In the winter of 1992/3 we fed the birds in our farmyards with oil seed rape and it was also the first year of set aside and we had let the regenerating stubbles near the farmyard mature. So many birds came to feed on the standing wheat of the set-aside and the oil seed rape, it was a real spectacle. We organised an open day, there was no charge but we had a collection box for the Lincolnshire Wildlife Trust and around 70 people came. A few asked if we could sell them any bird food, so we sold them oil seed rape. The next year we had the same spectacle, so another open day was organised and all the proceeds went again to Lincs Wildlife Trust. More people asked to buy some bird food, so there we were, selling bird food without even trying.

The next winter my wife, Anne and I were touring the Argentinian Pampas and she was attracted to some rogue sunflowers with several heads, growing in the soya bean fields. I was dispatched to gather some seed heads, which we bought back to grow in the Vine House Farm garden. That autumn the garden was full of birds feeding on the sunflower seeds. We saved some of the seeds to grow the next year and again the garden was full of birds feeding, so I said to my wife we should be growing and selling sunflowers instead of oil seed rape. Our first crop of sunflowers was in 1998 and we have grown them every year since.

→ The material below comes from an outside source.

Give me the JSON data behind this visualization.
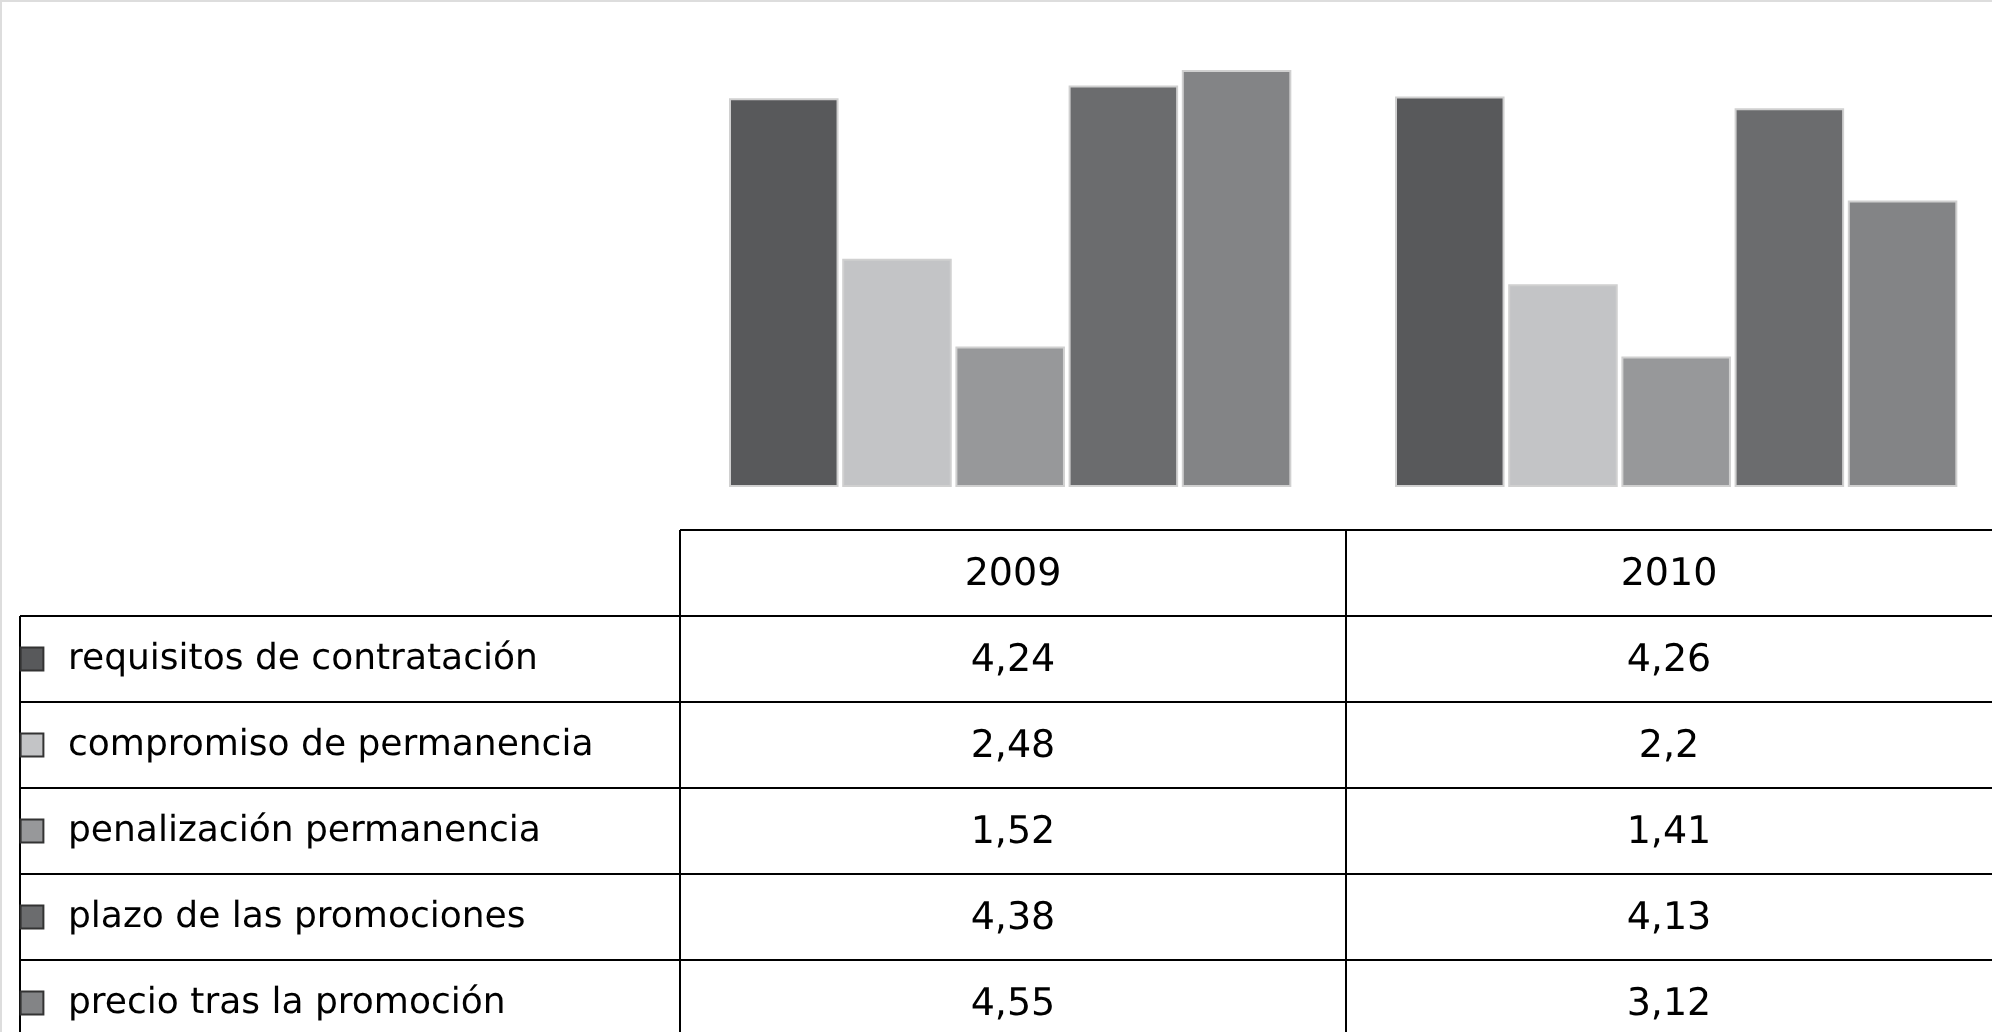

This winter we have altered our garden feeding program. We’ve been feeding Moorhens nearer the house and have provided more ground food, such as apples which were gathered up in the autumn, for the Blackbirds. The apples ran out so we are now feeding them on cooked potatoes. Fat blocks are also available in a ground cage for the Blackbirds, Robins and Dunnocks. If they were left out in the open, Jackdaws would come down and take them away in big chunks. They’d also bring their friends which would deter the smaller birds from feeding and I have no desire to feed members of the crow family in the garden. It is quite simple, if I had a free restaurant in town I would get some people coming I wouldn’t want, so I have put a smaller door on the restaurant so only the smaller people can get in.

For the first time this winter, we have been feeding live mealworms from a dish not far from our kitchen window where we have our meals, and it has been very entertaining. At the moment, only Blackbirds and Robins are coming for them. We feed them the same amount each morning and they are all gone within half an hour. During November and December, two Robins came for the mealworms and were frequently falling out. They eventually made friends in January, but in the last few days two more Robins have arrived on the scene so there is more falling out. The antics of the Blackbirds, Robins and Moorhens have kept us entertained and very often breakfast lasts longer than it should do. There are Goldfinches, Blue, Great and Long Tailed Tits above them on the hanging feeders, but we are finding the ground feeding birds far more entertaining.